Example of Skewed vs. Ideal Partitioning

  • If a Spark job has five partitions and one is much larger, only one core processes it while others are idle.
  • In an ideal scenario, data is evenly split and all cores finish at roughly the same time.

Operations Causing Data Skew

  • Aggregation (groupBy): Grouping by a key with uneven frequency (e.g., country with more transactions) causes skew.
  • Join Operations: Joining on a skewed key (e.g., product ID or customer ID) results in partitions with far more data.

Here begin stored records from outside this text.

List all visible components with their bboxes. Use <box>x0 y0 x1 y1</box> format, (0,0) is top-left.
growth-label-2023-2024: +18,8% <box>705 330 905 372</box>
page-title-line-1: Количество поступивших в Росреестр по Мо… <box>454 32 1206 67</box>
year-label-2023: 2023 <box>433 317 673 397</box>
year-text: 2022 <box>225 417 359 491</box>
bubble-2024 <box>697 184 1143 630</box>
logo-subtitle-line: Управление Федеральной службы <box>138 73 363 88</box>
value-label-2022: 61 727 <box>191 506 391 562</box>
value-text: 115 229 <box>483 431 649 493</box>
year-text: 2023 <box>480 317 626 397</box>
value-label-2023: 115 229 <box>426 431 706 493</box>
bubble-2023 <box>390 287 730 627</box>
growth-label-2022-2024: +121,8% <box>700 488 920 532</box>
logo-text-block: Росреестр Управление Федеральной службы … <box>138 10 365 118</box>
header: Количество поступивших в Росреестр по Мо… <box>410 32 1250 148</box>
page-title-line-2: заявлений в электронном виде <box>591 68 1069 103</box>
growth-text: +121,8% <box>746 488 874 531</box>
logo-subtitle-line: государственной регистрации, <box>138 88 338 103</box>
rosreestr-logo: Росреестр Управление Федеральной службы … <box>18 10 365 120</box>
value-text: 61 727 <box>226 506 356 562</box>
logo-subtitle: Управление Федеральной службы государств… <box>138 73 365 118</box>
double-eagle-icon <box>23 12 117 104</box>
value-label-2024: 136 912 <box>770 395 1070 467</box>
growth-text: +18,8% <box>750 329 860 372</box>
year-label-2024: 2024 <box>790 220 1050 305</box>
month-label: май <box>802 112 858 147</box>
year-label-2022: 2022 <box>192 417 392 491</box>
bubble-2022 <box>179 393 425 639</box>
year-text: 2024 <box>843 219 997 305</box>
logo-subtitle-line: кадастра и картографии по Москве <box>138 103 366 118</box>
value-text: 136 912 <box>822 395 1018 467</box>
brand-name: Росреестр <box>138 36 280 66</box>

Why Data Skew is a Problem

  • Jobs take longer to finish, wasting developer time on debugging.
  • Uneven resource utilization leads to idle resources but continued costs.
  • Risk of out-of-memory errors or data spills, as Spark writes excess data to disk and reads it back, slowing processing.

Examples in Spark

  • Uniform data: Using spark.range and checking partition size shows even row counts per partition.
  • Skewed data: Unioning dataframes with different sizes and repartitioning creates partitions with unequal data.
  • Join with skew: Skewed join keys (e.g., customer ID) result in some partitions taking much longer, visible in Spark UI timelines.

Key Terms & Definitions

  • Data Skew — Uneven distribution of data across partitions in a distributed system.
  • Partition — A subset of data in Spark processed by a single core or executor.
  • Executor — A process launched for an application that runs tasks in Spark.
  • Aggregation — An operation that groups data and applies functions like count or sum.
  • Join Key — The field used to combine two datasets in a join operation.
  • Shuffle — Data redistribution across partitions, usually after operations like groupBy or join.

Action Items / Next Steps

  • Review related videos on AQE (Adaptive Query Execution), broadcast joins, and sorting for data skew solutions.
  • Practice detecting and analyzing data skew in your Spark jobs using the Spark UI.